Une vidéo circulant sur les réseaux sociaux montrant un mouton annoncé à 6500 dinars a suscité de nombreuses interrogations sur les prix des ovins en Tunisie. Intervenant à ce sujet, le président du Syndicat des oléiculteurs de Sahline, Abdallah Sahraoui, a tenu à apporter des clarifications, tout en contextualisant les niveaux de prix observés sur les marchés.
S’exprimant sur Jawhara FM, vendredi 15 mai 2026, il a d’abord contesté les chiffres avancés dans certaines publications virales, estimant qu’ils ne reflètent pas la réalité du marché. « On parle parfois de moutons à 3000 dinars, ce n’est pas exact », a-t-il affirmé, soulignant que les prix varient selon la qualité et le poids de l’animal.
Le responsable syndical a rappelé les prix moyens pratiqués sur les marchés hebdomadaires, notamment dans la région de Jemmal et ses environs. Il a indiqué que le kilogramme de viande ovine vivante se négociait généralement entre 55 et 65 dinars, avec des variations selon la qualité de l’animal, son état d’engraissement et la période de l’année.
« Quand on parle de viande ovine de bonne qualité, on est dans des fourchettes comprises entre 55 et 62 voire 63 dinars le kilo vif », a-t-il détaillé, précisant que le prix final dépend du poids total de l’animal et de sa classification.
Revenant sur la vidéo largement relayée, qui montre un mouton présenté à 6500 dinars, Abdallah Sahraoui a indiqué qu’il s’agissait d’un animal d’une catégorie bien spécifique. Selon ses explications, il ne s’agirait pas d’un mouton destiné à l’abattage, mais d’un reproducteur de race sélectionnée, utilisé pour la reproduction et l’amélioration des troupeaux.
« Ce type d’animal n’est pas un mouton de sacrifice. C’est un bélier reproducteur, de race améliorée, destiné à féconder les femelles », a-t-il précisé, ajoutant que ce type de bétail peut atteindre des prix élevés en raison de sa valeur génétique et de son rôle dans l’élevage.
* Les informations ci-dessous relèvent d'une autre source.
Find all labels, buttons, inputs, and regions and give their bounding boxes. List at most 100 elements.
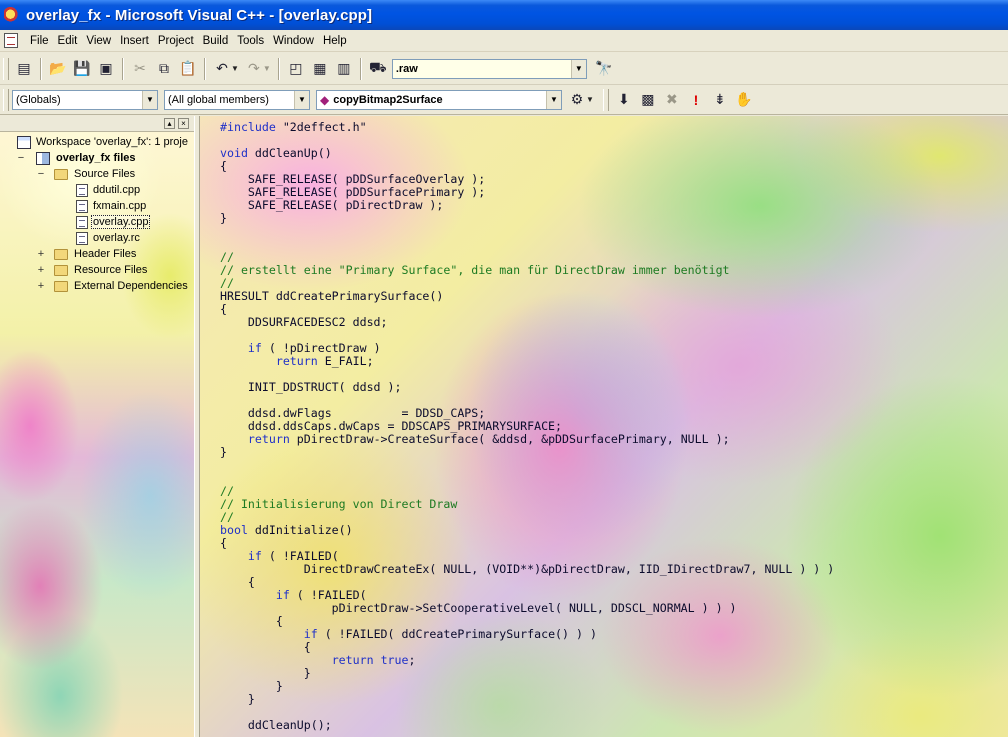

Il a également évoqué la race dite « Sardi », connue pour ses qualités morphologiques et sa demande sur certains marchés spécialisés. Selon lui, ce type de bélier peut se négocier entre 5500 et 6500 dinars voire davantage dans certains circuits professionnels, notamment lorsqu’il est destiné à des exploitations d’élevage structurées.
Selon lui, la confusion entre les différentes catégories — animaux d’abattage et reproducteurs — est souvent à l’origine des incompréhensions relayées sur les réseaux sociaux. Il a insisté sur le fait que les animaux destinés à la reproduction obéissent à une logique économique différente, fondée sur la génétique et la rentabilité à long terme du cheptel.
Abdallah Sahraoui a enfin appelé à une meilleure compréhension des mécanismes du marché agricole et à la prudence face aux vidéos isolées circulant en ligne, susceptibles de donner une image biaisée des prix réels. « Il faut éviter de généraliser à partir d’un seul cas. Le marché a ses règles, et chaque type d’animal a sa valeur », a-t-il conclu.